И было так, что Джузеппе Верди не мог преодолеть в тот час теплого, хоть и беспричинного сочувствия, даже какой-то смутной жалости к Рихарду Вагнеру.

VII

По дороге мною овладела несказанная немочь, беспросветная, глубокая печаль, подлинный страх перед смертью, который давил мне грудь.[93]

Из автобиографического рассказа Верди, где он изображает историю возникновения своего «Набукко». (Цитируется по Артуру Пужену).

Проснувшись под утро, маэстро долго не мог прийти в себя. Он помнил, что прошел сквозь тяжелое чувство угнетенности, но не знал, во сне это было или нет; только он догадывался, что Маргерита Децорци представилась его воображению и причинила ему боль. Еще не совсем пробудившись, он почувствовал в теле странную тяжесть, чувствовал все яснее, по мере того как приходил в себя, что ноги у него застыли и онемели, что им овладело оцепенение, что он не может шевельнуться, все члены скованы, и от ног к плечам с волною крови подымается властный леденящий холод. С бесконечными паузами, иссякающий и неравномерный, просачивался пульс. Что-то страшное медленно подбиралось к сердцу. Тяжелая, привинченная к постели голова, казалось, росла, мозг беспомощно пытался приободриться, но у него достало силы осознать только одно: «Сейчас наступит смерть!»
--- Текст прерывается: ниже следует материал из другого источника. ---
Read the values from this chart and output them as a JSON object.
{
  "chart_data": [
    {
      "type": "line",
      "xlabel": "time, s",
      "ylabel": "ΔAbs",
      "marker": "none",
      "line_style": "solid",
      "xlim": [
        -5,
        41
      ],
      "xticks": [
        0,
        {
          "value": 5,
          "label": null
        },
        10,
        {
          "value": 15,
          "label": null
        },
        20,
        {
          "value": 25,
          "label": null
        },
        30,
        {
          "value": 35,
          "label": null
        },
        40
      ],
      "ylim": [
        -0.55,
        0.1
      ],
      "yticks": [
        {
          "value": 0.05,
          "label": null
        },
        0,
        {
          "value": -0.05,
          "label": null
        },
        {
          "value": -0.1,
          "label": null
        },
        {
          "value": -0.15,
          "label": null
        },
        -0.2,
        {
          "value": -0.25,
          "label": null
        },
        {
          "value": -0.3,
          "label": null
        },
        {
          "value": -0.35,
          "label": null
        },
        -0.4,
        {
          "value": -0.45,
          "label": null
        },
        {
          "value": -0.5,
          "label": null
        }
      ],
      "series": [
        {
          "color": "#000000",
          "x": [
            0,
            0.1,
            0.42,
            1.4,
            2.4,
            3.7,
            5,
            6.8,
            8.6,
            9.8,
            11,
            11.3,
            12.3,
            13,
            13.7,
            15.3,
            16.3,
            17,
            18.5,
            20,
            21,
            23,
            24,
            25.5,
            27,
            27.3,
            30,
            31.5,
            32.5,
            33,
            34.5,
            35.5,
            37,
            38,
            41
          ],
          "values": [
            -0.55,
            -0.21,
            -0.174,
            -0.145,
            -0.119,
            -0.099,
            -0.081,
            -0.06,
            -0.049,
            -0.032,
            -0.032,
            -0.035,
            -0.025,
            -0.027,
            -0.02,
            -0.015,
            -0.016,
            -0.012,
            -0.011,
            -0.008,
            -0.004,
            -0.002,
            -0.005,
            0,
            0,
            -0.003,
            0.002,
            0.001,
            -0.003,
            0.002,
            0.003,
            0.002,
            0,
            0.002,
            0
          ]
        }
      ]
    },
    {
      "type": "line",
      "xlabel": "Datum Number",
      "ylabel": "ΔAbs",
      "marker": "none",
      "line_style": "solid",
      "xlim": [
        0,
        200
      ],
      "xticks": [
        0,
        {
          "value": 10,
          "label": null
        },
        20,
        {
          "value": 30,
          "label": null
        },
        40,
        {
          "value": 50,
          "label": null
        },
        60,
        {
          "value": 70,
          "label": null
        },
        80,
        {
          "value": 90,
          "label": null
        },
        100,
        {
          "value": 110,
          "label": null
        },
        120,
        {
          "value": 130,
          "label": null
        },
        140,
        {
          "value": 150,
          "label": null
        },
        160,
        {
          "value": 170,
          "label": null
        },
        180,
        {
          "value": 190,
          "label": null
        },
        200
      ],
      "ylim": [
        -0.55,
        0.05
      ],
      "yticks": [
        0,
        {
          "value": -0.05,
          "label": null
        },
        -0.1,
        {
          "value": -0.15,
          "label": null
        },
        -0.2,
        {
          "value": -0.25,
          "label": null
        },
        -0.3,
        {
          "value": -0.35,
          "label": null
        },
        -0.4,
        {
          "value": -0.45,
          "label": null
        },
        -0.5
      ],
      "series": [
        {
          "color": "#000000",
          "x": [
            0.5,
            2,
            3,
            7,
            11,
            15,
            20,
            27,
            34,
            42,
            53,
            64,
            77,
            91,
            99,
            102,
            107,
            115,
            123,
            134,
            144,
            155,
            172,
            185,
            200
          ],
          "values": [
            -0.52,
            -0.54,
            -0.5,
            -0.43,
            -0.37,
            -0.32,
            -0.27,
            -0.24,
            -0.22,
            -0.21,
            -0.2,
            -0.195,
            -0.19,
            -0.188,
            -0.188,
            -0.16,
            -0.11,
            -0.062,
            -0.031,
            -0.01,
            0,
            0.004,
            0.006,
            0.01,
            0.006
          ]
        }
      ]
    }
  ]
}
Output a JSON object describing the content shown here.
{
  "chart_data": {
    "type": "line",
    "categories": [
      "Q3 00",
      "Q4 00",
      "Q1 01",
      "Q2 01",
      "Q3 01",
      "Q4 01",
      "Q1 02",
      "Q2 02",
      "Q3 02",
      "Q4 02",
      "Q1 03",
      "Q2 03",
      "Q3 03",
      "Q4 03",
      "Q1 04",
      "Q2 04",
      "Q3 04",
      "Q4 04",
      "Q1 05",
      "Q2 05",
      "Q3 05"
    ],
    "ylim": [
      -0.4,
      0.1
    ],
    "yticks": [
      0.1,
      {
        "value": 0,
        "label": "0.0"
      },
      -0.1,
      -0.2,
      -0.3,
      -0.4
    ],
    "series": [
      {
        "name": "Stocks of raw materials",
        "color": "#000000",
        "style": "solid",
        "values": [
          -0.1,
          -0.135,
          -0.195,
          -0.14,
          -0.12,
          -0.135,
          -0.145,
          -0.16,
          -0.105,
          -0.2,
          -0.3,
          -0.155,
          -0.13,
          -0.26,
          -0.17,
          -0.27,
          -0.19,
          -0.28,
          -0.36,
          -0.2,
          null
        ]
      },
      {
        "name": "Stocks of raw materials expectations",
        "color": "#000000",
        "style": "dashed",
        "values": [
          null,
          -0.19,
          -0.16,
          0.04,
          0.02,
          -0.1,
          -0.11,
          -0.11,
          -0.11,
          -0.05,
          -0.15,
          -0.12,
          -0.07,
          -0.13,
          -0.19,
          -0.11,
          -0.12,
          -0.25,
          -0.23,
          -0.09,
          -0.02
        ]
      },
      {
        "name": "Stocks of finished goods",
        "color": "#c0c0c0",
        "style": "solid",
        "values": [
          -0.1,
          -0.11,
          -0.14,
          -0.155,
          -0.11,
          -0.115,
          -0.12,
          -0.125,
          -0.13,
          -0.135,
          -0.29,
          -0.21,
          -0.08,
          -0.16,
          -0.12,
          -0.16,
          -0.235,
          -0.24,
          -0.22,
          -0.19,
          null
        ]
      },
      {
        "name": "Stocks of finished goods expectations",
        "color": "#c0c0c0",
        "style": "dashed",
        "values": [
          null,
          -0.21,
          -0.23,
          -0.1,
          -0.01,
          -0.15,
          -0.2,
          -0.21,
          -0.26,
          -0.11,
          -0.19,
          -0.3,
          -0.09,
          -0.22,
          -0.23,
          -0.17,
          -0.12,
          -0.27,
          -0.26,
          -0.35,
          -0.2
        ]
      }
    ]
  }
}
В четком свете этой молнии пронесся рой мыслей.

Первое:

«Обидно умирать тут, в гостинице, на чужой кровати!.. Прямо скандал! Меня найдут! Будут чествовать труп!.. Противно!»

Затем: «Пеппина!.. Она приедет сюда!.. Ах, конечно, это смерть! Паралич сердца! Я не думал, что это случится так скоро! Я же был здоров!.. Зачем я приехал сюда?»

Все вернее приближалась к сердцу ледяная волна. Взбаламученная кровь кружила в мозгу: «Хорошо! Я не против!.. Мне очень плохо! Но это продлится одно мгновение! Сердце больше не бьется!.. Господи, помоги!.. Ото хорошо! Мне нечего терять!.. Может быть, меня могли бы спасти!.. Карваньо! Нет, нет!.. Столетний переживет меня! Будет исправно сидеть сегодня в театре!.. Вагнер переживет меня!.. Смерть – это шорох!»

Ощущение собственного тела утрачено. Судорожно, с длинными паузами, сердце сжимается, как кулак. Смерть уже завладела грудобрюшной преградой: «Не так это страшно. Почему люди боятся?! Ага, вот оно!.. Боже извечный!.. Это страшно, страшно!.. Я не хочу!.. А должен хотеть, тогда это не будет так ужасно!.. Годы позора!.. Почему не хотеть? Но еще бы немножко… Не успел!.. Не навестил!»

Порывы ветра треплют сознание:

«Я умираю!.. Я не навестил его!.. Венеция – напрасно!.. Поздно!..»

Онемение коснулось сердца. Последним помыслом маэстро перед тем, как сковал его обморок, было сожаление о том, что он так и не собрался к Вагнеру.

Обморок в февральскую ночь был первым предостережением смерти этому стальному телу – первым предостережением с той поры, как на обратном пути от Мерелли с Верди случился нервный припадок, который он назвал «мгновением». На этот раз обморок был вызван внезапным ослаблением сердечной мышцы и продлился несколько минут. Приписать его какой-либо определенной болезни было бы трудно. В ближайшие двенадцать лет такие припадки как будто не повторялись.